Do you store data recoveries on a server?

I know you have to be careful how you present things at times, I've been there myself. In my experience though, if you stand your ground on doing things the right way and not cutting corners the boss will ultimately respect you more for it. I had one boss who I used to constantly argue with over not cutting certain corners, at times I even refused to do things his way. But, in time, I was his right hand man who's work he trusted the most and he stopped second guessing my way of doing things. Sometimes he'd later admit that my way was better and he was glad I was so stubborn.
 
Thanks for all the info! I'm going to play around with FreeBSD and FreeNAS and see how that works for us.

Please note that I'm not advocating for RAID5 or RAIDZ. (ZFS's software RAID5) RAID mirroring (RAID1 or RAID10) are the only ones that should be unless you are using 5+ drives (then you can use RAID6)
 
Please note that I'm not advocating for RAID5 or RAIDZ. (ZFS's software RAID5) RAID mirroring (RAID1 or RAID10) are the only ones that should be unless you are using 5+ drives (then you can use RAID6)
I was thinking about RAIDZ2. Any particular reason to go with ZFS software RAID vs a hardware RAID card?
 
I was thinking about RAIDZ2. Any particular reason to go with ZFS software RAID vs a hardware RAID card?

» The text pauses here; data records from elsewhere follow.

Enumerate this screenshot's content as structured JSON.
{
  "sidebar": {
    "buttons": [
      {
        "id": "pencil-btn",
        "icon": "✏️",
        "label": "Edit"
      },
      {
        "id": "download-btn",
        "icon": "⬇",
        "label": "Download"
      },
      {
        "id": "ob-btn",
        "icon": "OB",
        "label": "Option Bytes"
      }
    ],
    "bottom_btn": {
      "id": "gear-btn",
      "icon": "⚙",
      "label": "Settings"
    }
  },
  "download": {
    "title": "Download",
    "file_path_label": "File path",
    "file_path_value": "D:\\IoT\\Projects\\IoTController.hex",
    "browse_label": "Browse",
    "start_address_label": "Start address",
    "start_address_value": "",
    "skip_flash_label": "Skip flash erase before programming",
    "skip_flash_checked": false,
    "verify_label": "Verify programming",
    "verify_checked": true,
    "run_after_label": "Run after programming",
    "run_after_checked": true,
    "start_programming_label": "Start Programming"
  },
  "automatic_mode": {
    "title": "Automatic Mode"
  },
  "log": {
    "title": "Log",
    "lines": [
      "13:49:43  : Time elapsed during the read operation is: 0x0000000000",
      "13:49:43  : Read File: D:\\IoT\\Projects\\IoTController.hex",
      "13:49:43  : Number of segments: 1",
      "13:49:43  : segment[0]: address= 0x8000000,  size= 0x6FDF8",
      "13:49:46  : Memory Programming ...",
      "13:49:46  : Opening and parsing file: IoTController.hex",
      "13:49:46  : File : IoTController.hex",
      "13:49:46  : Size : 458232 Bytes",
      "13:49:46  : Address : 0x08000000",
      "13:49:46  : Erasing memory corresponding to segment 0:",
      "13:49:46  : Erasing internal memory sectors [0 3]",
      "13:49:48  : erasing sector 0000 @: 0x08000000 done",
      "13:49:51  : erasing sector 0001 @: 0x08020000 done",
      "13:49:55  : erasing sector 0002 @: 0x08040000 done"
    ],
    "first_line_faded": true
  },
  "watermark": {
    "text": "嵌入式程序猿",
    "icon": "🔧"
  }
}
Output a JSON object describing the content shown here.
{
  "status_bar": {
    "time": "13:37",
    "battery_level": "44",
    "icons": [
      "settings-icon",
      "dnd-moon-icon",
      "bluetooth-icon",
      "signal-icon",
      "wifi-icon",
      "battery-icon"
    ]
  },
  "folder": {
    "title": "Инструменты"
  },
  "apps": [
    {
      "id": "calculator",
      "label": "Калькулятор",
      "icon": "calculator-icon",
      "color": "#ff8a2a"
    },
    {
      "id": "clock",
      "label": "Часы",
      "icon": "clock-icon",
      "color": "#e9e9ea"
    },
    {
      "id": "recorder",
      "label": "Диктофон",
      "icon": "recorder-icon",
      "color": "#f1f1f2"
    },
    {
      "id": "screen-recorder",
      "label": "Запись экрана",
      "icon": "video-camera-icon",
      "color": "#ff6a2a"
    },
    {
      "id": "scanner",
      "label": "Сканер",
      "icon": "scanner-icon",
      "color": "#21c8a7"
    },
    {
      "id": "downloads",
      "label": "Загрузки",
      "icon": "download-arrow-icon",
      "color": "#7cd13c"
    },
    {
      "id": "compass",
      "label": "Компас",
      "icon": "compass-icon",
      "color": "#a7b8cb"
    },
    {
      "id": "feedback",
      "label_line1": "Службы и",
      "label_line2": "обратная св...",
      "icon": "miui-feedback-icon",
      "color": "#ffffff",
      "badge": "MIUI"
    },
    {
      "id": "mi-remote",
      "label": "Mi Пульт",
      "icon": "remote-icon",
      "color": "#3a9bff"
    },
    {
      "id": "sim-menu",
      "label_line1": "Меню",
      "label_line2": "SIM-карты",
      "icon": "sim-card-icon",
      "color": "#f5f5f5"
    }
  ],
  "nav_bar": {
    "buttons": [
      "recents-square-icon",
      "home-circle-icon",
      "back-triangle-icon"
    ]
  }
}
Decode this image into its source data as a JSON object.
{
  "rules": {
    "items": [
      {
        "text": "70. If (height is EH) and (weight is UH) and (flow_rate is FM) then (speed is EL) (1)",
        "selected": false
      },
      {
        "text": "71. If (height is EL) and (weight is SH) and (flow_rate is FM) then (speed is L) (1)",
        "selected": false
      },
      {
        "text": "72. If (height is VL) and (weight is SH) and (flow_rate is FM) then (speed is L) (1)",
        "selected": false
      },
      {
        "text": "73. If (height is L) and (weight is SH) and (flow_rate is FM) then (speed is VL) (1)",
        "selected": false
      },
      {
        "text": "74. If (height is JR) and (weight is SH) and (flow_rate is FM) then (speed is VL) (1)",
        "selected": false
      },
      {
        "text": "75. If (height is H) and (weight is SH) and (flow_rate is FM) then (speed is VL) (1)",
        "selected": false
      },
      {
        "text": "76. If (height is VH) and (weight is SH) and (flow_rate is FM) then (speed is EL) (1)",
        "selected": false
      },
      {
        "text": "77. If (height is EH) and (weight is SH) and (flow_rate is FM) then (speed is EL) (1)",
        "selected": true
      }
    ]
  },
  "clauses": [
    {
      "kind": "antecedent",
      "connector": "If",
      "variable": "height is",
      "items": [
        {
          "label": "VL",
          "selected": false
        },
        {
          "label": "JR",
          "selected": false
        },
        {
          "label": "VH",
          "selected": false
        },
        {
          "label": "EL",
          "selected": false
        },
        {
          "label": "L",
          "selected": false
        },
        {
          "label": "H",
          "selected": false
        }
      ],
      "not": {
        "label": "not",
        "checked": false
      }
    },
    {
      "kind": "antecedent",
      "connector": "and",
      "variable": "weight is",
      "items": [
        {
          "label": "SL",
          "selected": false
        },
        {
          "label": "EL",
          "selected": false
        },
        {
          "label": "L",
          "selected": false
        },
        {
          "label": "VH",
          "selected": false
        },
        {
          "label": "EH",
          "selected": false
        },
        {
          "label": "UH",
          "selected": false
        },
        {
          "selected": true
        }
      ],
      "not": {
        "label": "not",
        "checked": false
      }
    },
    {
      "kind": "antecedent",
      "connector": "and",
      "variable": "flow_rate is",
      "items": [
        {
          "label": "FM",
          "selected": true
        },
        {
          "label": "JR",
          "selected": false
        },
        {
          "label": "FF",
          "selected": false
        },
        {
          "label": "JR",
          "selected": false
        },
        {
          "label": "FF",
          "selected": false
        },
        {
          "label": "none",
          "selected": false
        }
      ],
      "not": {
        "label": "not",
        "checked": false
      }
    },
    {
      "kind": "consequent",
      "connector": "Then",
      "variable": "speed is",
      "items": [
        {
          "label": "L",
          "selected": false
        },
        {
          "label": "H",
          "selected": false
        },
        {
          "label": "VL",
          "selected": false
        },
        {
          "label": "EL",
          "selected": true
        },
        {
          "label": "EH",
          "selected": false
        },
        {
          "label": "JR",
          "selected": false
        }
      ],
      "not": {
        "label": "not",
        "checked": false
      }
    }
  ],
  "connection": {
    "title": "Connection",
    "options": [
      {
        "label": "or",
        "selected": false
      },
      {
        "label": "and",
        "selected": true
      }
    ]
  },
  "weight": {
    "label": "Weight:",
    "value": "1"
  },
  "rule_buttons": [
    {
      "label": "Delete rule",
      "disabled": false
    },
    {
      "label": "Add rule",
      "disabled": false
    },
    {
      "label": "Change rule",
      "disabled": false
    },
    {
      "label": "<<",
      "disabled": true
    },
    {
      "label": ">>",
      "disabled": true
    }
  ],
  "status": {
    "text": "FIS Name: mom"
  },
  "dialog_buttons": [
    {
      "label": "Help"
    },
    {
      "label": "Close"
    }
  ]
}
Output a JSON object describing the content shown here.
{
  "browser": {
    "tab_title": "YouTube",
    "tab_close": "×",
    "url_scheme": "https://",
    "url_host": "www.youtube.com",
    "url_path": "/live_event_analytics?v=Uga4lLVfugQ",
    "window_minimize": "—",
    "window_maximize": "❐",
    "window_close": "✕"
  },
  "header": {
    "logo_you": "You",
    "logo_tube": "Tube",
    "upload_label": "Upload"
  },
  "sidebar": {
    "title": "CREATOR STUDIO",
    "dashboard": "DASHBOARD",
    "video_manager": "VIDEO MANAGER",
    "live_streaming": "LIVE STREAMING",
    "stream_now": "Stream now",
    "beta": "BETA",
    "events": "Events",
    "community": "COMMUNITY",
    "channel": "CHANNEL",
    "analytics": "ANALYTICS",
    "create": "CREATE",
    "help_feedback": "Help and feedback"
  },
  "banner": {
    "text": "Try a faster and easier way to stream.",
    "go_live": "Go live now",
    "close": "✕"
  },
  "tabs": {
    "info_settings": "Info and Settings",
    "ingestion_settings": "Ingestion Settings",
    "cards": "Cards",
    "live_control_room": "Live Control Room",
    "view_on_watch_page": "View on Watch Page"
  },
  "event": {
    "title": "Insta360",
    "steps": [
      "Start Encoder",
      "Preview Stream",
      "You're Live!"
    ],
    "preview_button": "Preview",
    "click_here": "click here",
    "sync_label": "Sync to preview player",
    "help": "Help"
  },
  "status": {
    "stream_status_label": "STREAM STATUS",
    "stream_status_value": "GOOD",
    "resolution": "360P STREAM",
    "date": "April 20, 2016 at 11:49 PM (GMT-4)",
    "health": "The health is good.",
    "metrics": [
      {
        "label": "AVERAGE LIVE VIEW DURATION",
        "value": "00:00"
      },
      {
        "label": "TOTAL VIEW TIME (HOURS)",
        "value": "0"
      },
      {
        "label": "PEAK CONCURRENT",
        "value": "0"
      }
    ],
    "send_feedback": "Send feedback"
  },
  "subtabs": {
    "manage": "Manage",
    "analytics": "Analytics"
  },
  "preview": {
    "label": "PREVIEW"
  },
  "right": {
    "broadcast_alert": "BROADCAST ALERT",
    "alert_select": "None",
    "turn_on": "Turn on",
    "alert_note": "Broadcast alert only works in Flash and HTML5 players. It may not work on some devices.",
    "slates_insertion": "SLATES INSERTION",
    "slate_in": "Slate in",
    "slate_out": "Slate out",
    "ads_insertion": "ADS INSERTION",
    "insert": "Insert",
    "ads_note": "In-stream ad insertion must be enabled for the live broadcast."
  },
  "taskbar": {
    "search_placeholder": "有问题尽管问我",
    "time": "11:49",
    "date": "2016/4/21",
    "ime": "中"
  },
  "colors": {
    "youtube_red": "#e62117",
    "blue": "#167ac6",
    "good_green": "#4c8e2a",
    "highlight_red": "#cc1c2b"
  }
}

A RAID 6 (RAIDZ2) rebuild is very resource intensive, therefore if you go with software RAID there will be more processing power in order to do the rebuild, with the limited resources of hardware RAID it could take a long time.
 
This is very bad practice and a huge risk to your client's data. You should never attempt file recovery without first imaging the drive, preferably with proper data recovery hardware imager or, at the very least, ddrescue.
Thanks for this, it was the kick I needed to start advocating for better data recovery practices. We're going to build a safer, more consistent model for how recovery should be performed (including always working off an image) then push heavily for its implementation.